A New Jersey appeals court last week upheld the denial of class certification to plaintiffs with claims against automotive insurers relating to the diminished value of policyholders’ vehicles. See Myska, et al. v. New Jersey Manufacturers Insurance Co., et al., No. A-4398-13T4 and A-0275-14T4 (Super. Ct. N.J.).
Plaintiffs had been involved in separate accidents with uninsured or underinsured drivers, and were unhappy with the response of their insurance companies. What will be of interest to our readers is the class action legal issue. We have extolled the importance and value of motions to strike class allegations and other procedural mechanisms for getting the class action issue resolved as early as possible, before expensive and wasteful discovery (even bifurcated class discovery). Here, prior to discovery, the Law Division judge concluded class certification was improper. And after review, the appeals court affirmed the denial of class certification, agreeing the controversy did not lend itself to a class action because the facts underpinning each plaintiff’s claims were dependent upon the individual insurance policy provisions, the distinct vehicle damaged and the specific calculation of damages alleged, which require separate litigation of every action.

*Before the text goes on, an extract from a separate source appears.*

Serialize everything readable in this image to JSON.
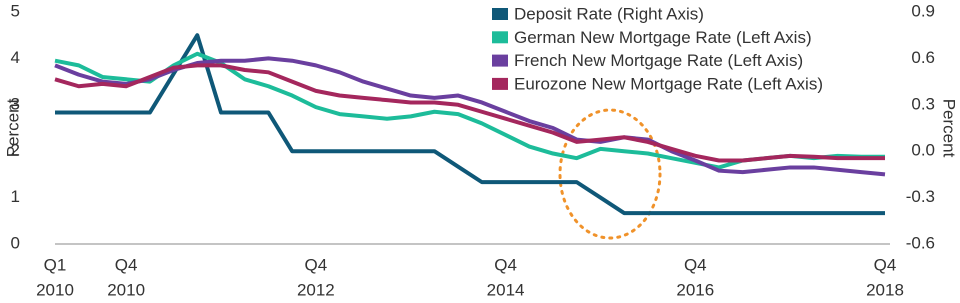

The court noted that no precise procedures are established for granting or denying class certification at the incipient stage of litigation. Rather, the NJ rules state “the court shall, at an
early practicable time, determine by order whether to certify the action.” Rule 4:32-2(a). The court rejected the view that would preclude dismissal, following the required analysis, when a court determines alleged claims do not properly lend themselves to class certification. The certification test does not merely turn on the stage of the litigation. Rather, dismissal is dependent on the nature of the claims and the propriety of their presentation as a class action. Thus, said the court, “we flatly reject plaintiffs’ urging to impose a bright-line rule prohibiting examination of the propriety of class certification until discovery is undertaken.”
Here, individualized facts and circumstances of the relationship between each insurer and its insured precluded a finding of predominance. And the court also noted that the individual claims were not so small (approx. $15,000) as to make separate litigation impossible.